Wash. Court Allows College Coach to Sue for Wrongful Termination Over Title IX Complaints
The former coach of the women’s basketball coach at Clark College can pursue claims that he was wrongfully fired for complaining about unequal treatment between his team and the men’s team, the Washington Court of Appeals has ruled.
In a unanimous decision, the three-judge panel said Trev Kiser produced enough evidence for his case to go forward, despite the college’s argument that he was justifiably fired for financial irregularities.
The college has asked the court to reconsider the ruling, said Assistant Attorney Gen. El Shon Richmond, who represents Clark. If that request is unsuccessful, he said the college will decide whether to seek state Supreme Court review or return to the trial court as the appeals panel ordered.
Clark hired Kiser in 1997 under renewable annual contracts to coach the women’s team, and terminated him in March 2002, according to the decision.
Before his firing, Kiser contends he complained to college officials, including the athletic director who also coached the men’s basketball team, about a pattern of inequality between the programs, including a disparity in financial resources and coaching staff size.
He contended there were differences in the caliber of referees, budgets, travel accommodations and the athletic director’s alleged hostility toward the women’s team. For example, the men, but not the women, received new sweatsuits and the men had access to more college vans for road games. In addition, the women’s team was told it had to sleep four to a room at the Northwest Athletic Association of Community Colleges playoffs, while the men were assigned two to a room, although the college relented after a female player’s father wrote to the athletic director.
On one occasion, the athletic director allegedly told Kiser to “quit with the Title IX complaints” or he would be fired and never coach again, the decision said, adding that “the college does not deny that the athletic director threatened Kiser with losing his job if he did not refrain from making Title IX allegations.”
Richmond said he does not know of any formal Title IX complaints against Clark.
Although Kiser was canned as basketball coach, the college initially kept him on to teach billiards and bowling under his contract, the court said. Richmond said that was because the college’s investigation was not yet completed and the college wanted to keep Kiser from having contact with the basketball players he had coached.
Kiser’s lawyer, Jean Huffington, of Bellevue, said elimination of coaching duties meant a reduction in pay and attributed his temporary retention to teach the other classes as “a way to control him.”
In the suit, the college denies any wrongdoing and counters that it had a “legitimate, non-retaliatory reason for terminating his employment,” namely misappropriating student per diem funds and misusing his college gas card privilege to pay for fuel for his personal vehicle, according to the decision.
After an internal audit, Kiser repaid almost $350 to the college but denied any intentional wrongdoing or fraud, the court said. Huffington said Kiser had been under the “mistaken impression” that he was entitled to use the card because he used his personal vehicle to drive players to away games.

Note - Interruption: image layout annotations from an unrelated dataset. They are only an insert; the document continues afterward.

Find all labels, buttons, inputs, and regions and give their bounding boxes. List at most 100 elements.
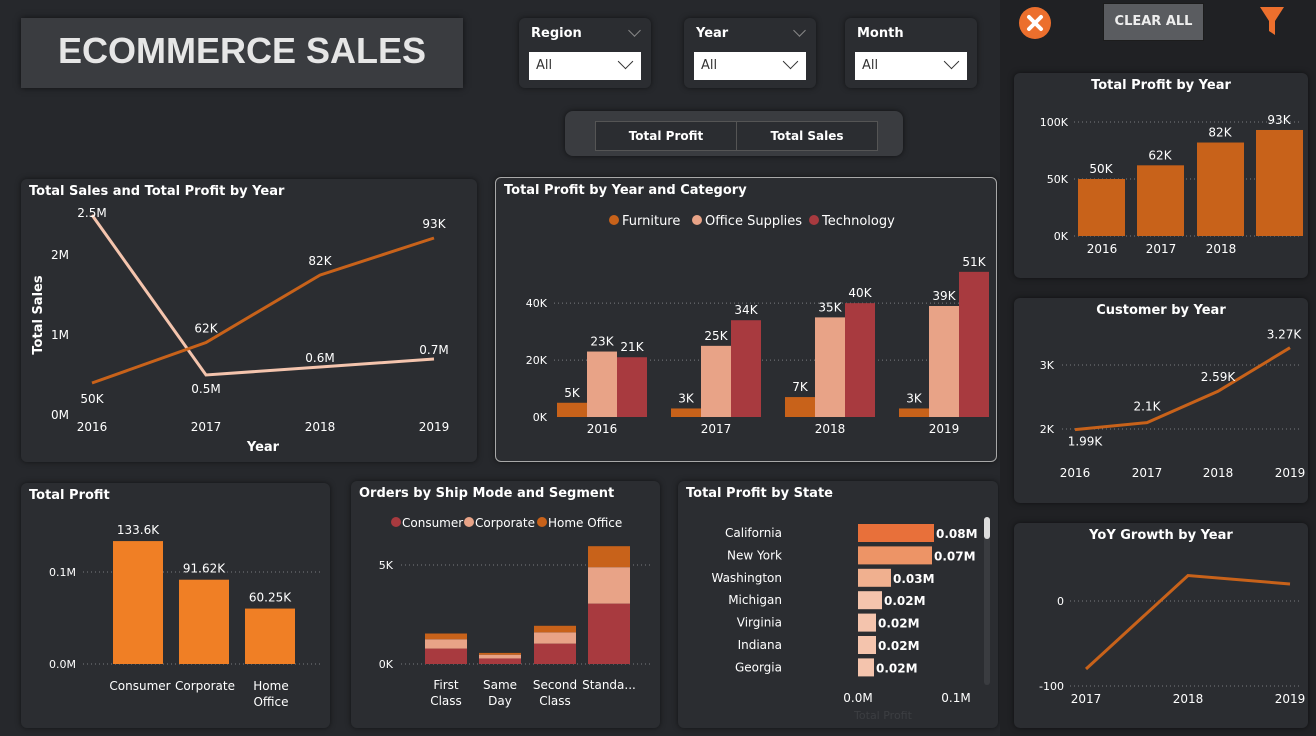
- customer-line-chart: 2K 3K 1.99K 2.1K 2.59K 3.27K 2016 2017 2018 2019: [1040, 328, 1306, 480]
- scrollbar-thumb[interactable]: [984, 517, 990, 539]
- x-tick-label: 2016: [1060, 466, 1091, 480]
- legend-marker: [809, 215, 819, 225]
- y-category-label: Washington: [711, 571, 782, 585]
- y-tick-label: 0.0M: [49, 658, 76, 671]
- x-tick-label: 2019: [1275, 466, 1306, 480]
- series-line-customers: [1074, 346, 1291, 432]
- bar-segment-home-office: [479, 652, 521, 655]
- year-dropdown[interactable]: All: [694, 52, 806, 80]
- scrollbar[interactable]: [984, 517, 990, 685]
- total-profit-button[interactable]: Total Profit: [595, 121, 737, 151]
- title-banner: ECOMMERCE SALES: [21, 18, 463, 88]
- data-label: 34K: [734, 303, 758, 317]
- x-tick-label: 2016: [1087, 242, 1118, 256]
- data-label-sales: 0.6M: [305, 351, 334, 365]
- bar-segment-corporate: [425, 639, 467, 649]
- x-tick-label: 2018: [1206, 242, 1237, 256]
- bar-furniture: [557, 402, 587, 417]
- data-label: 0.03M: [893, 572, 935, 586]
- x-tick-label: 0.1M: [941, 691, 970, 705]
- bar-segment-home-office: [425, 633, 467, 640]
- x-tick-label: First: [433, 678, 459, 692]
- x-tick-label: Office: [253, 695, 288, 709]
- bar-furniture: [785, 397, 815, 417]
- year-value: All: [701, 58, 718, 73]
- total-sales-button[interactable]: Total Sales: [736, 121, 878, 151]
- sales-profit-line-chart: 0M 1M 2M 2016 2017 2018 2019 Total Sales Year 2.5…: [31, 206, 449, 455]
- x-tick-label: Day: [488, 694, 512, 708]
- y-tick-label: 50K: [1047, 173, 1069, 186]
- data-label-profit: 82K: [308, 254, 332, 268]
- bar-segment-consumer: [479, 658, 521, 664]
- y-tick-label: 40K: [526, 297, 548, 310]
- region-slicer[interactable]: Region All: [519, 18, 651, 88]
- bar-segment-consumer: [534, 643, 576, 664]
- data-label-profit: 50K: [80, 392, 104, 406]
- bar-technology: [845, 303, 875, 417]
- data-label: 23K: [590, 335, 614, 349]
- chevron-down-icon: [617, 53, 634, 70]
- card-customer-year: Customer by Year 2K 3K 1.99K 2.1K 2.59K 3.27K…: [1014, 298, 1308, 503]
- card-profit-year-small: Total Profit by Year 0K 50K 100K 50K 2016 62K…: [1014, 73, 1308, 278]
- x-tick-label: 2017: [701, 422, 732, 436]
- bar-technology: [959, 271, 989, 417]
- right-panel: CLEAR ALL Total Profit by Year 0K 50K 100K…: [1000, 0, 1316, 736]
- chevron-down-icon: [628, 24, 641, 37]
- x-tick-label: Class: [539, 694, 571, 708]
- legend-marker: [609, 215, 619, 225]
- bar-segment-home-office: [534, 625, 576, 633]
- profit-category-bar-chart: Furniture Office Supplies Technology 0K 20K 4…: [526, 214, 989, 436]
- bar-office-supplies: [587, 351, 617, 417]
- y-tick-label: 3K: [1040, 359, 1055, 372]
- data-label: 93K: [1267, 113, 1291, 127]
- chevron-down-icon: [782, 53, 799, 70]
- bar-consumer: [113, 541, 163, 664]
- month-slicer-label: Month: [857, 26, 904, 41]
- close-icon: [1027, 15, 1043, 31]
- region-dropdown[interactable]: All: [529, 52, 641, 80]
- bar-home-office: [245, 608, 295, 664]
- y-category-label: Indiana: [738, 638, 782, 652]
- legend-label: Office Supplies: [705, 214, 802, 229]
- profit-segment-bar-chart: 0.0M 0.1M 133.6K 91.62K 60.25K Consumer Corpor…: [49, 523, 321, 709]
- profit-year-bar-chart: 0K 50K 100K 50K 2016 62K 2017 82K 2018 93K: [1040, 113, 1303, 256]
- chevron-down-icon: [943, 53, 960, 70]
- x-tick-label: Same: [483, 678, 517, 692]
- year-slicer[interactable]: Year All: [684, 18, 816, 88]
- legend-label: Corporate: [475, 516, 535, 530]
- data-label: 39K: [932, 289, 956, 303]
- data-label-profit: 93K: [422, 217, 446, 231]
- y-tick-label: -100: [1039, 680, 1064, 693]
- x-tick-label: 2019: [1275, 692, 1306, 706]
- bar-segment-corporate: [534, 632, 576, 644]
- month-dropdown[interactable]: All: [855, 52, 967, 80]
- y-tick-label: 1M: [51, 328, 69, 342]
- data-label: 5K: [564, 386, 581, 400]
- y-category-label: New York: [727, 548, 782, 562]
- total-sales-button-label: Total Sales: [770, 129, 844, 143]
- bar-year: [1078, 179, 1125, 236]
- bar-year: [1197, 142, 1244, 236]
- chevron-down-icon: [793, 24, 806, 37]
- data-label: 0.07M: [934, 549, 976, 563]
- legend-marker: [537, 517, 547, 527]
- y-tick-label: 0M: [51, 408, 69, 422]
- data-label: 60.25K: [249, 591, 292, 605]
- clear-all-button[interactable]: CLEAR ALL: [1103, 3, 1204, 41]
- legend-marker: [391, 517, 401, 527]
- bar-state: [858, 568, 891, 587]
- close-circle-icon[interactable]: [1019, 7, 1051, 39]
- x-tick-label: Home: [253, 679, 288, 693]
- card-yoy-growth: YoY Growth by Year -100 0 2017 2018 2019: [1014, 523, 1308, 728]
- bar-technology: [617, 357, 647, 417]
- filter-funnel-icon[interactable]: [1258, 4, 1288, 40]
- data-label: 3K: [906, 391, 923, 405]
- y-category-label: California: [725, 526, 782, 540]
- data-label: 62K: [1148, 148, 1172, 162]
- measure-toggle: Total Profit Total Sales: [565, 111, 903, 156]
- data-label: 3.27K: [1267, 328, 1303, 342]
- x-tick-label: 2018: [1203, 466, 1234, 480]
- month-slicer[interactable]: Month All: [845, 18, 977, 88]
- data-label: 25K: [704, 329, 728, 343]
- orders-shipmode-stacked-chart: Consumer Corporate Home Office 0K 5K First Cla…: [379, 516, 651, 708]
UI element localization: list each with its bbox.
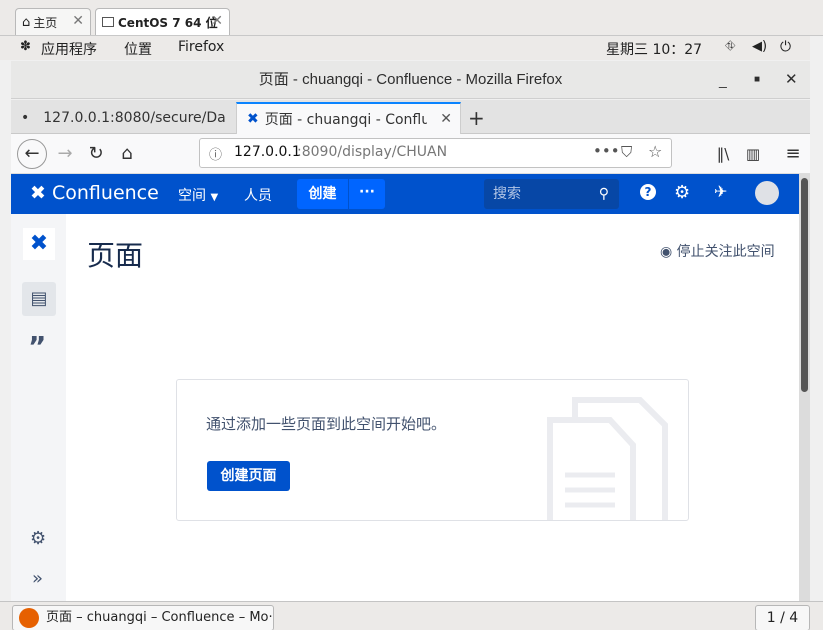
tab-label: 页面 - chuangqi - Conflue (264, 112, 427, 128)
host-tab-label: 主页 (33, 15, 58, 30)
close-window-icon[interactable]: ✕ (785, 61, 798, 99)
confluence-logo-icon[interactable]: ✖ (30, 182, 46, 204)
page-title: 页面 (87, 239, 144, 272)
create-page-button[interactable]: 创建页面 (207, 461, 290, 491)
menu-icon[interactable]: ≡ (779, 140, 807, 168)
workspace-pager[interactable]: 1 / 4 (755, 605, 810, 630)
search-input[interactable]: 搜索 ⚲ (484, 179, 619, 209)
notifications-icon[interactable]: ✈ (714, 182, 727, 201)
window-title: 页面 - chuangqi - Confluence - Mozilla Fir… (258, 71, 563, 88)
space-sidebar: ✖ ▤ ” ⚙ » ‖ (11, 214, 73, 601)
forward-icon[interactable]: → (51, 140, 79, 168)
empty-state-card: 通过添加一些页面到此空间开始吧。 创建页面 (176, 379, 689, 521)
url-host: 127.0.0.1 (234, 144, 301, 160)
url-path: :8090/display/CHUAN (297, 144, 448, 160)
reload-icon[interactable]: ↻ (82, 140, 110, 168)
volume-icon[interactable]: ◀) (752, 39, 767, 54)
close-icon[interactable]: ✕ (72, 13, 84, 29)
nav-people[interactable]: 人员 (244, 185, 272, 205)
search-placeholder: 搜索 (493, 186, 521, 202)
avatar[interactable] (755, 181, 779, 205)
menu-applications[interactable]: 应用程序 (41, 39, 97, 59)
info-icon[interactable]: ⓘ (209, 144, 222, 163)
home-icon[interactable]: ⌂ (113, 140, 141, 168)
firefox-icon (19, 608, 39, 628)
window-titlebar: 页面 - chuangqi - Confluence - Mozilla Fir… (11, 61, 810, 99)
search-icon[interactable]: ⚲ (599, 179, 609, 209)
confluence-header: ✖ Confluence 空间 ▼ 人员 创建 ··· 搜索 ⚲ ? ⚙ ✈ (11, 174, 799, 214)
page-scrollbar[interactable] (799, 174, 810, 601)
eye-icon: ◉ (660, 244, 673, 260)
chevron-down-icon: ▼ (210, 192, 219, 203)
create-button[interactable]: 创建 (297, 179, 348, 209)
pocket-icon[interactable]: ⛉ (621, 143, 632, 161)
host-tab-centos[interactable]: CentOS 7 64 位 ✕ (95, 8, 230, 35)
apps-icon: ✽ (20, 39, 31, 54)
pages-illustration-icon (547, 397, 668, 520)
power-icon[interactable]: ⏻ (780, 39, 791, 55)
expand-sidebar-icon[interactable]: » (32, 568, 43, 589)
bookmark-star-icon[interactable]: ☆ (648, 142, 662, 161)
page-actions-icon[interactable]: ••• (593, 142, 620, 160)
host-menubar: ✽ 应用程序 位置 Firefox 星期三 10：27 ⛗ ◀) ⏻ (0, 36, 810, 60)
main-content: 页面 ◉ 停止关注此空间 通过添加一些页面到此空间开始吧。 创建页面 (66, 214, 799, 601)
clock[interactable]: 星期三 10：27 (606, 39, 702, 59)
dot-icon: • (21, 110, 30, 126)
home-icon: ⌂ (22, 14, 31, 30)
create-more-button[interactable]: ··· (349, 179, 385, 209)
help-icon[interactable]: ? (640, 184, 656, 200)
menu-firefox[interactable]: Firefox (178, 39, 224, 55)
menu-places[interactable]: 位置 (124, 39, 152, 59)
space-logo-icon[interactable]: ✖ (23, 228, 55, 260)
host-tab-home[interactable]: ⌂ 主页 ✕ (15, 8, 91, 35)
tab-label: 127.0.0.1:8080/secure/Da (43, 110, 226, 126)
browser-tab-active[interactable]: ✖ 页面 - chuangqi - Conflue ✕ (236, 102, 461, 134)
browser-tabbar: • 127.0.0.1:8080/secure/Da ✖ 页面 - chuang… (11, 100, 810, 134)
settings-icon[interactable]: ⚙ (674, 182, 690, 203)
confluence-logo[interactable]: Confluence (52, 182, 159, 204)
close-icon[interactable]: ✕ (211, 13, 223, 29)
back-icon[interactable]: ← (17, 139, 47, 169)
space-settings-icon[interactable]: ⚙ (30, 528, 46, 549)
host-tabbar: ⌂ 主页 ✕ CentOS 7 64 位 ✕ (0, 0, 823, 36)
watch-space-link[interactable]: ◉ 停止关注此空间 (660, 241, 775, 261)
confluence-favicon-icon: ✖ (247, 111, 259, 127)
taskbar-item-firefox[interactable]: 页面 – chuangqi – Confluence – Mo··· (12, 605, 274, 630)
close-tab-icon[interactable]: ✕ (440, 111, 452, 127)
watch-label: 停止关注此空间 (676, 244, 775, 260)
scrollbar-thumb[interactable] (801, 178, 808, 392)
pages-icon[interactable]: ▤ (22, 282, 56, 316)
maximize-icon[interactable]: ■ (754, 61, 760, 99)
nav-spaces-label: 空间 (178, 188, 206, 204)
library-icon[interactable]: ‖\ (709, 140, 737, 168)
vm-icon (102, 17, 114, 27)
browser-tab[interactable]: • 127.0.0.1:8080/secure/Da (11, 102, 236, 134)
network-icon[interactable]: ⛗ (725, 39, 735, 54)
sidebar-icon[interactable]: ▥ (739, 140, 767, 168)
host-tab-label: CentOS 7 64 位 (118, 15, 218, 30)
url-bar[interactable]: ⓘ 127.0.0.1 :8090/display/CHUAN ••• ⛉ ☆ (199, 138, 672, 168)
blog-quote-icon[interactable]: ” (28, 330, 46, 363)
nav-spaces[interactable]: 空间 ▼ (178, 185, 218, 205)
taskbar: 页面 – chuangqi – Confluence – Mo··· 1 / 4 (0, 601, 823, 630)
minimize-icon[interactable]: _ (719, 61, 727, 99)
navigation-toolbar: ← → ↻ ⌂ ⓘ 127.0.0.1 :8090/display/CHUAN … (11, 134, 810, 174)
taskbar-item-label: 页面 – chuangqi – Confluence – Mo··· (46, 610, 274, 625)
new-tab-button[interactable]: + (466, 102, 496, 134)
empty-message: 通过添加一些页面到此空间开始吧。 (206, 415, 447, 433)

After unsuccessfully challenging his discharge through the grievance process, he sued the college for retaliatory discharge in violation of Title IX and a state law prohibiting gender discrimination in intercollegiate athletics, and for wrongful discharge.

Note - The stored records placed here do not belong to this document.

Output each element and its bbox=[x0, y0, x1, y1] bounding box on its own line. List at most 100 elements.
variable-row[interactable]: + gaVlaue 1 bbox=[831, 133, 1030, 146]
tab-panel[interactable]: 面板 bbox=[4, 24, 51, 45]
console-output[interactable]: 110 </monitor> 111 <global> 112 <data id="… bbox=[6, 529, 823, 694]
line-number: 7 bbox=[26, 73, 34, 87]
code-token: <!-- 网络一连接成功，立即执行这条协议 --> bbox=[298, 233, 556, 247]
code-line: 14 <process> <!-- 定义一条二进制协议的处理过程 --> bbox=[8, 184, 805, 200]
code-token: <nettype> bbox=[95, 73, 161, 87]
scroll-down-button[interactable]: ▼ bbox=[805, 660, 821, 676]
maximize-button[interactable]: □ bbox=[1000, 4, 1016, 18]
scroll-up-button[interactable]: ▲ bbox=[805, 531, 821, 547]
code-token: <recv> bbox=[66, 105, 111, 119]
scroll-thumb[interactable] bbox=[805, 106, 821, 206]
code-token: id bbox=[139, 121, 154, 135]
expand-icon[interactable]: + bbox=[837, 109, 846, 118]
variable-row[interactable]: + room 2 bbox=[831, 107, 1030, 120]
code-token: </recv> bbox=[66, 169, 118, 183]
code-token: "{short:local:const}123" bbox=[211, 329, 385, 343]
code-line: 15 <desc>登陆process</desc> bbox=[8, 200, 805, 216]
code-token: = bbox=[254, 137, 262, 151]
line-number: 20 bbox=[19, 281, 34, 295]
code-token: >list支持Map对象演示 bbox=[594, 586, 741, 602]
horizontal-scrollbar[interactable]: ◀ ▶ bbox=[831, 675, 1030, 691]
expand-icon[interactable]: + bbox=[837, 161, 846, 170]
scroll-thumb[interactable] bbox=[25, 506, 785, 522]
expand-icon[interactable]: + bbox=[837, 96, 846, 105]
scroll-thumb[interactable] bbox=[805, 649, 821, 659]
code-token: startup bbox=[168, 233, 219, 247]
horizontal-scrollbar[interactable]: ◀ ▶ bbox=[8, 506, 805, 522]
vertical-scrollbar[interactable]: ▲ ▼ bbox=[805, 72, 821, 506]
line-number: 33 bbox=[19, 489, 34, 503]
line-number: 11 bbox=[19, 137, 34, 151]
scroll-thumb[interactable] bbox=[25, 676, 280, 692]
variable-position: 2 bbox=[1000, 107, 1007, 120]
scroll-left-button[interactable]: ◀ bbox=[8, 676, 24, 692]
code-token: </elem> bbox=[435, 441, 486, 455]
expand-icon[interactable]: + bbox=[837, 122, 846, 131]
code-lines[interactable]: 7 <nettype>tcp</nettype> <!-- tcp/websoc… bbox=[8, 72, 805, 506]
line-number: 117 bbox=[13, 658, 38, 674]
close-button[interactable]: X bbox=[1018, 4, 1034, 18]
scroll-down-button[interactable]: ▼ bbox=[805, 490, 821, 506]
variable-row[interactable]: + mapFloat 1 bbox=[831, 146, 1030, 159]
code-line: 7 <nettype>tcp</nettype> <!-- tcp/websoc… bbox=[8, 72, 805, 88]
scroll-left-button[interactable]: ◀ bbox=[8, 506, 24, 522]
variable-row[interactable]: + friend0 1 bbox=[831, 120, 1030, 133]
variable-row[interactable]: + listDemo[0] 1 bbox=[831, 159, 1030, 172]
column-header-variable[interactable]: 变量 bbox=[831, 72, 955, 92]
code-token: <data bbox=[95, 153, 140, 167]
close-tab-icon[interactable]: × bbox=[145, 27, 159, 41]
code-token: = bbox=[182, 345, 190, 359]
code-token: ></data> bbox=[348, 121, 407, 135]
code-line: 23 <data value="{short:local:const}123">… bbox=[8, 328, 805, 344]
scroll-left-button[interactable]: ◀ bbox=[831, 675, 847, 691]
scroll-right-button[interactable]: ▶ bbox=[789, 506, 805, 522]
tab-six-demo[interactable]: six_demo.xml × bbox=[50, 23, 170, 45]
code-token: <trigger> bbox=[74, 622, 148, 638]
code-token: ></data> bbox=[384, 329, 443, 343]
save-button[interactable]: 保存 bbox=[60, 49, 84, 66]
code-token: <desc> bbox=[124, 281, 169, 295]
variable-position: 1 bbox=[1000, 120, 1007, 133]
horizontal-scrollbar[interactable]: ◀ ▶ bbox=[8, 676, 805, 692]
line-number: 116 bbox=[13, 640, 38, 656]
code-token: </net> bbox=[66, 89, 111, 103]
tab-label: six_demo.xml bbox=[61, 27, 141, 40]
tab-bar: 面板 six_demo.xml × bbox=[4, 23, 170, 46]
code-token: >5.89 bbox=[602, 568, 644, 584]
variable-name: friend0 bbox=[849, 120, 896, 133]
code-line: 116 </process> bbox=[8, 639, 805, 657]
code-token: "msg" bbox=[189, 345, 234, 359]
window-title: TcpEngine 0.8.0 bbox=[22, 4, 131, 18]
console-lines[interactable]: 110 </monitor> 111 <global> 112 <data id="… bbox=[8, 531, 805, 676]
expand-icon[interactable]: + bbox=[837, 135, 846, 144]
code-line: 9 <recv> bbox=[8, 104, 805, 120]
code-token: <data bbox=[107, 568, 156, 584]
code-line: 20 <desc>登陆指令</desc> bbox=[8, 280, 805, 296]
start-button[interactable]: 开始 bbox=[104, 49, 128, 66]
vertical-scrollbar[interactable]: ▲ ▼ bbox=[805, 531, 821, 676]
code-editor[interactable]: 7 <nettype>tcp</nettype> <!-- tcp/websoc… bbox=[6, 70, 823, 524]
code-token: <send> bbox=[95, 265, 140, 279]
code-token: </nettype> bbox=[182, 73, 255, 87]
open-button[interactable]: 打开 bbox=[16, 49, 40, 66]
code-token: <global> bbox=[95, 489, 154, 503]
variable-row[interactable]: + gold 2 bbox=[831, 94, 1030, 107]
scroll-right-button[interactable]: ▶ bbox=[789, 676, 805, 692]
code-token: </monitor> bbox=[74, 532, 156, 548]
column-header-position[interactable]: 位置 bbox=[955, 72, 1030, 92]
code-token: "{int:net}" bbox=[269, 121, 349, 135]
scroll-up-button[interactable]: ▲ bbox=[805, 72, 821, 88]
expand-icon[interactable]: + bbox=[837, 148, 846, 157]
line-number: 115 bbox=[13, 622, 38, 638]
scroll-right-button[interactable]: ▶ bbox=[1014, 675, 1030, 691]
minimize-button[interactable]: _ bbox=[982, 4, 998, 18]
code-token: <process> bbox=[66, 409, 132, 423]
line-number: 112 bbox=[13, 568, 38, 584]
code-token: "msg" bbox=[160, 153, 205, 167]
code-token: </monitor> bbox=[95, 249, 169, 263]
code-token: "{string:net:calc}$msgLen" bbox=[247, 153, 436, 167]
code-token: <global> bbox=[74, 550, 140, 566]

Huffington said the suit seeks monetary damages, lost pay and reinstatement.
“He was never able to find another job in college coaching,” Huffington said.
A lower-court judge dismissed the case without trial.
In reinstating the suit, the appellate court said there is a significant factual dispute between the two sides, justifying a trial.
“The record does not show conclusively as a matter or law that Kiser’s termination was based on his alleged theft and fraud or that his Title IX complaints were not a substantial factor on the decision to relieve him of his coaching duties,” Chief Judge Elaine Houghton wrote for the court.
The court also said there was circumstantial evidence to support the claim that the college had a “retaliatory motive,” including a dispute over whether the college began investigating possible financial misconduct before or after Kiser made his Title IX allegations.